公務員の労働運動(労働情報709号小泉さんの記事へ)

 ちょっと前に送られてきて、ポケットに入れっぱなしになっていた「労働情報709号」しわくちゃになったのを広げて読んで、気になったのが労働情報事務局長の小泉さんの記事「官公労解体攻撃と都労連闘争」、ここに書かれている「自民党が扇動する公務員バッシング」。そして、そのねらいとしての人件費削減、公務員労働運動への解体攻撃というのは事実としてその通りなんだと思う。それに対して有効な反撃が必要だというのも同意する。しかし、いままで通りの論理と戦い方ではもう限界があるんじゃないかと思う。

 やはり、公務員よりはるかに低い条件で働かされている人とどう具体的につながるか、ということをもっと強力に押し出していかない限り、なかなか理解は広がらないのではないか。もっと言えば、ぼくも「これじゃあ、ちょっとなぁ」と思うのだ。確かにここにも「公契約での公正賃金の義務づけ」「委託関連労働者への賃金労働条件の改善」というお題目は書かれていし、ここに書かれているように、それを実際に要求し宣伝行動も行ったのだろう。しかし、公務員労働運動がその課題にどれだけ本気なのか、なかなか伝わってはこない。

 公務員労働運動を守っていくためにも、ここで大胆な転換が必要とされているんじゃないかと思う。例えば**区の図書館、民間に委託されているところと公務員の人件費、おそらく2倍の差はある。株主が利益を大幅に抜くことがない非営利のNPOが委託を受けているところでもそうだ。もう自分たちの賃上げは返上しても、というか、自分たちの賃上げ以上にそちらの課題に集中するということがなければ、なかなか公務員労働運動に同調する気持ちにはなれない。その**区の良心的な公務員労働運動にかかわる何人かの人と話をしたが、その課題の必要性は認めつつもあきらめムードだ。

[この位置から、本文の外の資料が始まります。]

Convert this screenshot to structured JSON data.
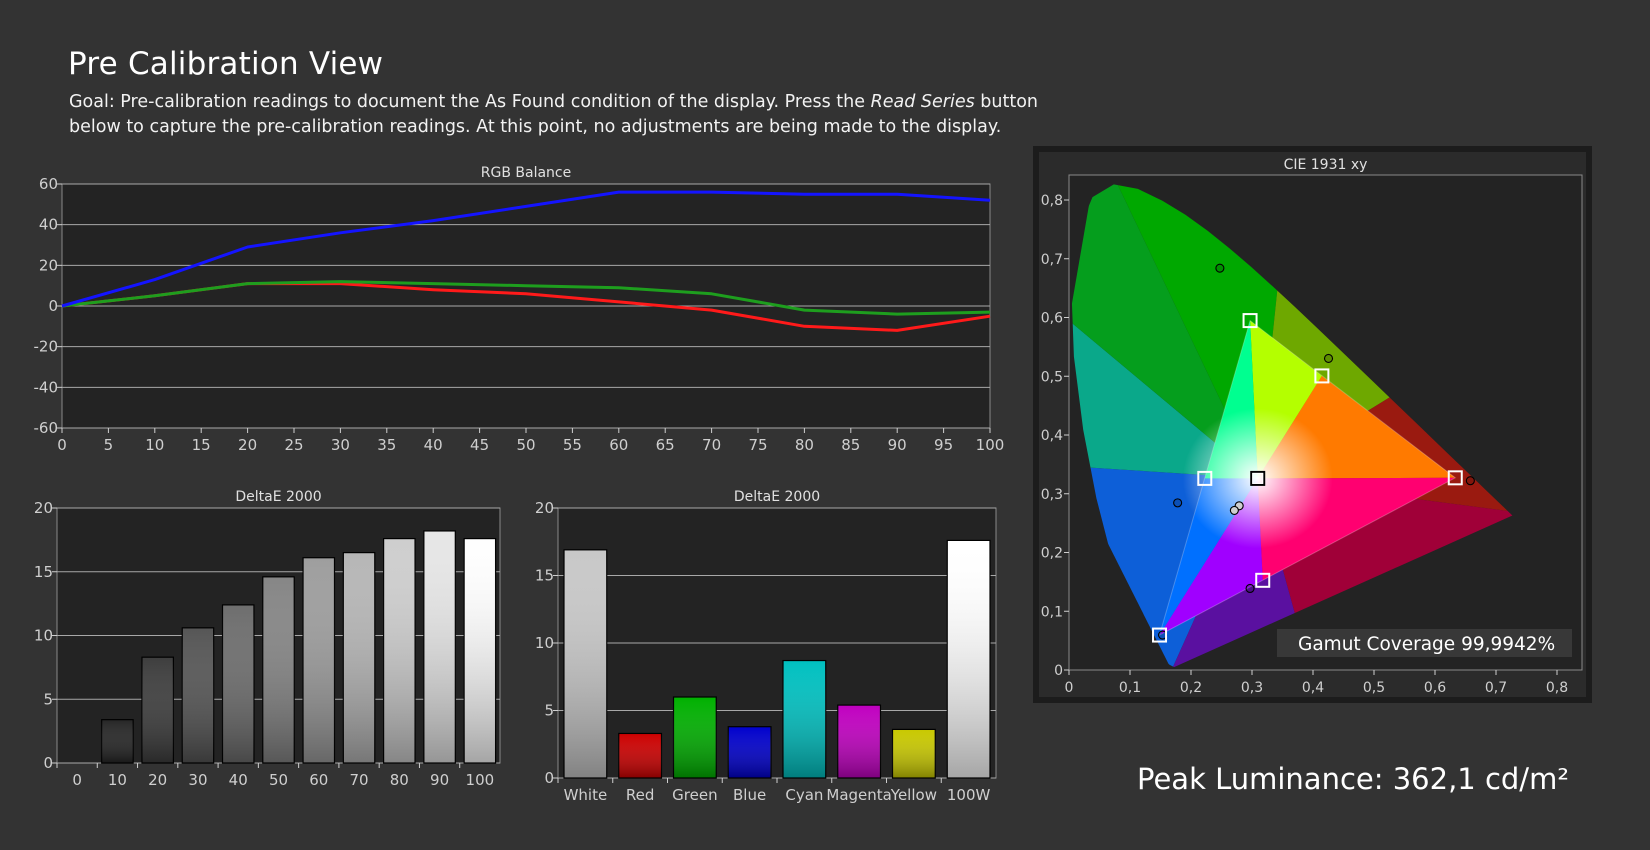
{
  "page": {
    "title": "Pre Calibration View",
    "goal_prefix": "Goal: Pre-calibration readings to document the As Found condition of the display. Press the ",
    "goal_emphasis": "Read Series",
    "goal_suffix": " button below to capture the pre-calibration readings. At this point, no adjustments are being made to the display.",
    "peak_luminance": "Peak Luminance: 362,1 cd/m²"
  },
  "colors": {
    "background": "#333333",
    "plot_background": "#232323",
    "red": "#ff1a1a",
    "green": "#1e9e1e",
    "blue": "#1414ff"
  },
  "chart_data": [
    {
      "id": "rgb_balance",
      "type": "line",
      "title": "RGB Balance",
      "x": [
        0,
        10,
        20,
        30,
        40,
        50,
        60,
        70,
        80,
        90,
        100
      ],
      "xticks": [
        "0",
        "5",
        "10",
        "15",
        "20",
        "25",
        "30",
        "35",
        "40",
        "45",
        "50",
        "55",
        "60",
        "65",
        "70",
        "75",
        "80",
        "85",
        "90",
        "95",
        "100"
      ],
      "yticks": [
        "60",
        "40",
        "20",
        "0",
        "-20",
        "-40",
        "-60"
      ],
      "xlim": [
        0,
        100
      ],
      "ylim": [
        -60,
        60
      ],
      "grid": true,
      "series": [
        {
          "color": "#1414ff",
          "values": [
            0,
            13,
            29,
            36,
            42,
            49,
            56,
            56,
            55,
            55,
            52
          ]
        },
        {
          "color": "#1e9e1e",
          "values": [
            0,
            5,
            11,
            12,
            11,
            10,
            9,
            6,
            -2,
            -4,
            -3
          ]
        },
        {
          "color": "#ff1a1a",
          "values": [
            0,
            5,
            11,
            11,
            8,
            6,
            2,
            -2,
            -10,
            -12,
            -5
          ]
        }
      ]
    },
    {
      "id": "deltae_grayscale",
      "type": "bar",
      "title": "DeltaE 2000",
      "categories": [
        "0",
        "10",
        "20",
        "30",
        "40",
        "50",
        "60",
        "70",
        "80",
        "90",
        "100"
      ],
      "values": [
        0,
        3.4,
        8.3,
        10.6,
        12.4,
        14.6,
        16.1,
        16.5,
        17.6,
        18.2,
        17.6
      ],
      "yticks": [
        "20",
        "15",
        "10",
        "5",
        "0"
      ],
      "ylim": [
        0,
        20
      ],
      "grid": true
    },
    {
      "id": "deltae_colors",
      "type": "bar",
      "title": "DeltaE 2000",
      "categories": [
        "White",
        "Red",
        "Green",
        "Blue",
        "Cyan",
        "Magenta",
        "Yellow",
        "100W"
      ],
      "values": [
        16.9,
        3.3,
        6.0,
        3.8,
        8.7,
        5.4,
        3.6,
        17.6
      ],
      "colors": [
        "#c8c8c8",
        "#cc0000",
        "#00b000",
        "#0000cc",
        "#00c0c0",
        "#c000c0",
        "#c8c800",
        "#ffffff"
      ],
      "yticks": [
        "20",
        "15",
        "10",
        "5",
        "0"
      ],
      "ylim": [
        0,
        20
      ],
      "grid": true
    },
    {
      "id": "cie_1931",
      "type": "scatter",
      "title": "CIE 1931 xy",
      "xticks": [
        "0",
        "0,1",
        "0,2",
        "0,3",
        "0,4",
        "0,5",
        "0,6",
        "0,7",
        "0,8"
      ],
      "yticks": [
        "0,8",
        "0,7",
        "0,6",
        "0,5",
        "0,4",
        "0,3",
        "0,2",
        "0,1",
        "0"
      ],
      "xlim": [
        0,
        0.85
      ],
      "ylim": [
        0,
        0.85
      ],
      "gamut_coverage": "Gamut Coverage 99,9942%",
      "targets": [
        {
          "name": "red",
          "x": 0.64,
          "y": 0.33
        },
        {
          "name": "green",
          "x": 0.3,
          "y": 0.6
        },
        {
          "name": "blue",
          "x": 0.15,
          "y": 0.06
        },
        {
          "name": "cyan",
          "x": 0.225,
          "y": 0.329
        },
        {
          "name": "magenta",
          "x": 0.321,
          "y": 0.154
        },
        {
          "name": "yellow",
          "x": 0.419,
          "y": 0.505
        },
        {
          "name": "white",
          "x": 0.3127,
          "y": 0.329
        }
      ],
      "measured": [
        {
          "name": "red",
          "x": 0.665,
          "y": 0.325
        },
        {
          "name": "green",
          "x": 0.25,
          "y": 0.69
        },
        {
          "name": "blue",
          "x": 0.155,
          "y": 0.06
        },
        {
          "name": "cyan",
          "x": 0.18,
          "y": 0.287
        },
        {
          "name": "magenta",
          "x": 0.3,
          "y": 0.14
        },
        {
          "name": "yellow",
          "x": 0.43,
          "y": 0.535
        },
        {
          "name": "white",
          "x": 0.282,
          "y": 0.282
        },
        {
          "name": "white-2",
          "x": 0.274,
          "y": 0.274
        }
      ]
    }
  ]
}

 公務員労働運動が本気になって、委託業者や下請けや契約を結ぶ印刷業者や建設業者の労働条件が生活を維持できる適正な賃金で労基法が守られているか、あるいは障害者雇用率を守っているかなどの条件を守らせるということをしない限り、公務員本体の賃上げをいくら訴えられても、やはり、まわりはしらけるばかりなのではないのか。

 そういう課題を、地域の市民運動や労働運動といっしょになって、自分たちの賃上げよりも優先するくらいの勢いでやってることが目に見えるようにするというところに公務員労働運動を輝かす鍵があるように思うのだが、どうだろう。

 確かに、そんなに安くない組合費を払っている組合員がそういう戦い方に納得できるかどうか、というような問題もあるかもしれないが、そういうことがなければ公務員の労働運動も生き残っていけないような状況にさしかかりつつあるようにも思う。

 ここらで賃上げという課題以上に、誰もが人間的な暮らしをできるようにするための課題を優先させることにチャレンジして欲しいと思うし、そのあたりに労働運動が再生できるかどうかがかかっているとぼくは思う。